I’ve thrown in a few basic unit tests as well to make sure I don’t break anything without noticing, and that’s that! Let’s move onto identifying some of the other load balancer types.

ALBs, NLBs

ALBs always terminate HTTP or HTTPS, NLBs can terminate anything TCP or UDP. If we get an endpoint that talks something other than HTTP and looks like a load balancer URL from AWS we can assume it’s an NLB, but we’ll just ignore that case for now and focus on TLS.

Based on what we used above to differentiate between the two API gateways, here’s what we get from an ALB and NLB:

ALB Salient Bits

URL: bloop.us-east-1.elb.amazonaws.com
IPv4: 1.2.3.4, 2.3.4.5, 3.4.5.6
IPv6: [enormous IPv6] x 4
* SSL connection using TLSv1.2 / ECDHE-RSA-AES128-GCM-SHA256 / [blank] / UNDEF
Server Cert: [Custom Cert, Not Amazon]
Response Headers: content-length, location, x-content-type-options, strict-transport-security

NLB Salient Bits

URL: bloob.elb.us-east-1.amazonaws.com
IPv4: 1.2.3.4, 2.3.4.5, 3.4.5.6
IPv6: [enormous IPv6] x 3
TLS: SSL connection using TLSv1.3 / AEAD-CHACHA20-POLY1305-SHA256 / [blank] / UNDEF
Server Cert: [Custom Cert, Not Amazon]
Response Headers: location, x-content-type-options, strict-transport-security, date

This is a bit bleak.

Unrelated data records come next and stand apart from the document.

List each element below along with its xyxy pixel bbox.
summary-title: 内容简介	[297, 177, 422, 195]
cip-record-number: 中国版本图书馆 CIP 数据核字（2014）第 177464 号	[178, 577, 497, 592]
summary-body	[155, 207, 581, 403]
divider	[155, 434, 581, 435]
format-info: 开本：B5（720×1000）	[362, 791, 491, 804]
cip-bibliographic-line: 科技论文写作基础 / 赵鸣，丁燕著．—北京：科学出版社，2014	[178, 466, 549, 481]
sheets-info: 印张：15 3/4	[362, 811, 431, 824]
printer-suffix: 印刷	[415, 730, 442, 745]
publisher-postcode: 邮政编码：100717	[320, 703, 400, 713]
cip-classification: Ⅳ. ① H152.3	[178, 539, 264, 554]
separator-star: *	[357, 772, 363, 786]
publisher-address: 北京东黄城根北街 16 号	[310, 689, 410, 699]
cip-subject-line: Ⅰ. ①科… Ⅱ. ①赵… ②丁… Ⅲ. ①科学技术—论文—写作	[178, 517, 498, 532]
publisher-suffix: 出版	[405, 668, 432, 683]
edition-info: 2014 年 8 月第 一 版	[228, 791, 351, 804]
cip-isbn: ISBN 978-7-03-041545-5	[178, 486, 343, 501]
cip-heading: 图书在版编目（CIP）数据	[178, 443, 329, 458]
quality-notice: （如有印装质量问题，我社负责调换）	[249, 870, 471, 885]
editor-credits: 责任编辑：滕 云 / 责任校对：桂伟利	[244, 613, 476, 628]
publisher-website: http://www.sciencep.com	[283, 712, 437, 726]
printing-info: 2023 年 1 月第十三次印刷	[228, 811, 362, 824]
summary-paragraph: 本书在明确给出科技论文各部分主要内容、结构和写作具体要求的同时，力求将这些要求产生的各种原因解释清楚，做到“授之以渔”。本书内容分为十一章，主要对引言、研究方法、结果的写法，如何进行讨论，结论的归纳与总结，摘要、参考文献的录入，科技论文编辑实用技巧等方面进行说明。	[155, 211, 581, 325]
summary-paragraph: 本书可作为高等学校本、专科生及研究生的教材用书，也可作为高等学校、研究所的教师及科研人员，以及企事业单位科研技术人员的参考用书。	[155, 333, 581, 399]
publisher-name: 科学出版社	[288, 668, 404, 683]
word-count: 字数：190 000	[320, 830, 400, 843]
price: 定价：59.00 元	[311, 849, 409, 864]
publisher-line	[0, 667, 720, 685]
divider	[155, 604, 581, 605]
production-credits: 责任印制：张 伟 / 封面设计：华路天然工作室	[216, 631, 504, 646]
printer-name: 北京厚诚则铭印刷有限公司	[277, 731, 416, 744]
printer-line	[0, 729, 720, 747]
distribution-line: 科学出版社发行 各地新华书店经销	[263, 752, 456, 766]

None of the response headers look load balancer specific - these are almost certainly things the workload on the other side has set.

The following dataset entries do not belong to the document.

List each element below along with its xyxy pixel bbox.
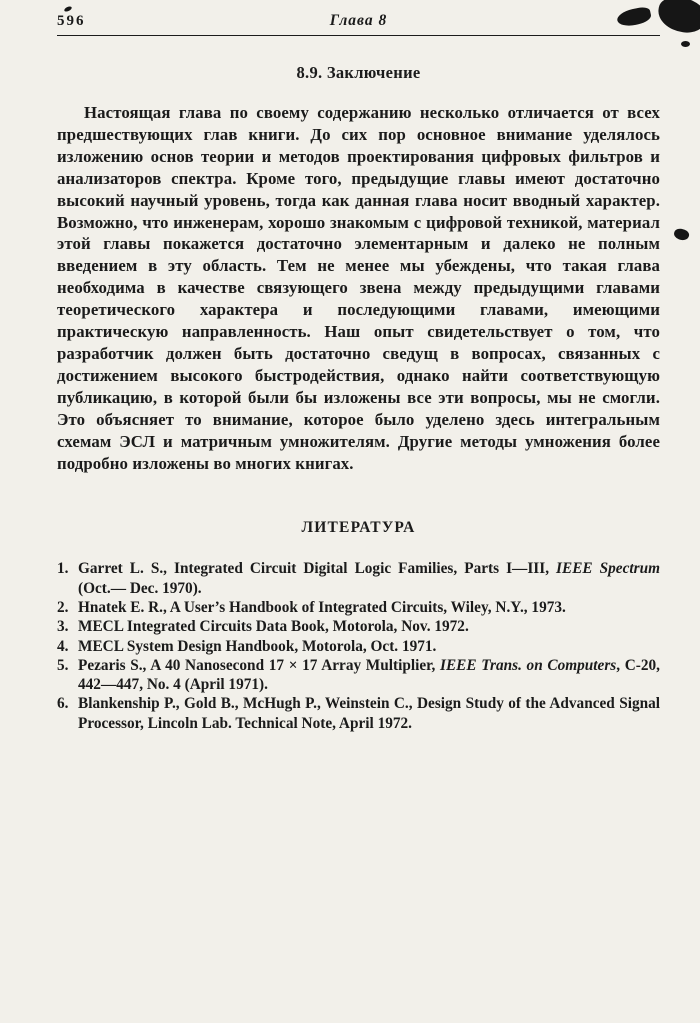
reference-segment: Garret L. S., Integrated Circuit Digital Logic Families, Parts I—III,: [78, 560, 557, 578]
reference-item-2: [57, 598, 660, 617]
reference-item-1: [57, 559, 660, 598]
reference-text: [78, 598, 660, 617]
section-paragraph: Настоящая глава по своему содержанию несколько отличается от всех предшествующих глав книги. До сих пор основное внимание уделялось изложению основ теории и методов проектирования цифровых фильтров и анализаторов спектра. Кроме того, предыдущие главы имеют достаточно высокий научный уровень, тогда как данная глава носит вводный характер. Возможно, что инженерам, хорошо знакомым с цифровой техникой, материал этой главы покажется достаточно элементарным и далеко не полным введением в эту область. Тем не менее мы убеждены, что такая глава необходима в качестве связующего звена между предыдущими главами теоретического характера и последующими главами, имеющими практическую направленность. Наш опыт свидетельствует о том, что разработчик должен быть достаточно сведущ в вопросах, связанных с достижением высокого быстродействия, однако найти соответствующую публикацию, в которой были бы изложены все эти вопросы, мы не смогли. Это объясняет то внимание, которое было уделено здесь интегральным схемам ЭСЛ и матричным умножителям. Другие методы умножения более подробно изложены во многих книгах.: [57, 103, 660, 473]
reference-segment: MECL Integrated Circuits Data Book, Motorola, Nov. 1972.: [78, 618, 469, 636]
reference-number: 6.: [57, 695, 69, 713]
reference-item-5: [57, 656, 660, 695]
scan-ink-mark: [656, 0, 700, 35]
reference-journal-name: IEEE Spectrum: [556, 560, 660, 578]
reference-segment: (Oct.— Dec. 1970).: [78, 579, 202, 597]
reference-number: 1.: [57, 560, 69, 578]
reference-segment: Pezaris S., A 40 Nanosecond 17 × 17 Array Multiplier,: [78, 656, 440, 674]
literature-heading: ЛИТЕРАТУРА: [301, 519, 416, 537]
reference-number: 2.: [57, 599, 69, 616]
header-rule: [57, 35, 660, 36]
reference-item-6: [57, 694, 660, 733]
page-number: 596: [57, 13, 86, 29]
reference-segment: Hnatek E. R., A User’s Handbook of Integrated Circuits, Wiley, N.Y., 1973.: [78, 599, 566, 616]
reference-segment: Blankenship P., Gold B., McHugh P., Weinstein C., Design Study of the Advanced Signal Processor, Lincoln Lab. Technical Note, April 1972.: [78, 695, 660, 732]
reference-text: [78, 617, 660, 636]
scan-ink-mark: [673, 227, 691, 242]
reference-text: [78, 637, 660, 656]
reference-list: [57, 559, 660, 733]
reference-number: 5.: [57, 656, 69, 674]
reference-segment: , C-20, 442—447, No. 4 (April 1971).: [78, 656, 660, 694]
reference-text: [78, 559, 660, 598]
reference-journal-name: IEEE Trans. on Computers: [440, 656, 617, 674]
running-head: [57, 12, 660, 32]
reference-number: 4.: [57, 637, 69, 655]
reference-number: 3.: [57, 618, 69, 636]
reference-item-4: [57, 637, 660, 656]
reference-item-3: [57, 617, 660, 636]
reference-segment: MECL System Design Handbook, Motorola, Oct. 1971.: [78, 637, 437, 655]
reference-text: [78, 694, 660, 733]
section-heading: 8.9. Заключение: [296, 63, 421, 82]
reference-text: [78, 656, 660, 695]
scan-ink-mark: [681, 41, 690, 47]
chapter-title: Глава 8: [329, 12, 388, 29]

Thinking harder about this, we’re a bit stuck with the NLB in general. An NLB can be run as a pass-through TCP load balancer back to any arbitrary workload. When its running in this TCP proxy mode we can’t infer anything about the load balancer, because it is essentially transparent 1.

So we’re back to hostnames for ALBs and NLBs, unfortunately. Our classifiers end up looking like this:

// Classifier for ALB
func classifyALB(info *DomainInfo) string {
// Check if the domain matches the ALB pattern
if !albRegex.MatchString(info.Domain) {
return ""
}
}

Now that we’re so dependent on the domain, it’s worth thinking a bit harder here. So far we’ve dealt directly with the AWS-owned domain names for each load balancer. For this to work reliably and to address my original question (“where’s this ${thing} running?” - we need to do CNAME resolution to get back to the actual domain name. A CNAME is a DNS record that tells you to go lookup another DNS record, and is a typical way of “aliasing” things back to cloud infrastructure. If I setup an API Gateway at myapi.scottgerring.com I’d CNAME it back to the .amazonaws.com. We can chase back the CNAME like this:

func resolveCNAME(domain string) (string, error) {
// Perform a CNAME lookup
cname, err := net.LookupCNAME(domain)
if err != nil {
return domain, nil // If no CNAME is found, return the original domain
}
return strings.TrimSuffix(cname, "."), nil // Remove trailing dot from CNAME
}

There’s one other thing haunting me, which is that you can create alias records pointing to all of these load balancer types. Aliases are a DNS extension that solves a similar problem to CNAMEs, but does it on the server side - when you look up myapi.scottgerring.com, Amazon’s DNS service understands that it is pointing at an API Gateway, and passes back the IPs directly as an A record rather than the CNAME pointer. Our approach will not be able to identify this.

Where did we land?

Well, we can:

  • tell the difference between API Gateways, ALBs, and NLBs in most cases ✅
  • … but relying heavily on domain names for a lot of the classification and not jazzy TLS info 🟠
  • … and NLBs are hard 🟠
  • … and we can’t handle alias records ❌
  • … and we haven’t got to google yet ❌

You can find the complete code here. I will likely come back to this later and see if we can’t do something lower level to profile the differences - this would be particularly interesting with the NLBs - and also use it as an excuse to check out what cloud low balancers on GCP and Azure look like!

Footnotes

  1. I would be unsurprised to discover you can do something fancy with TCP fingerprinting, or at least BGP lookup. But - this is a wild diversion i’ll set aside for now.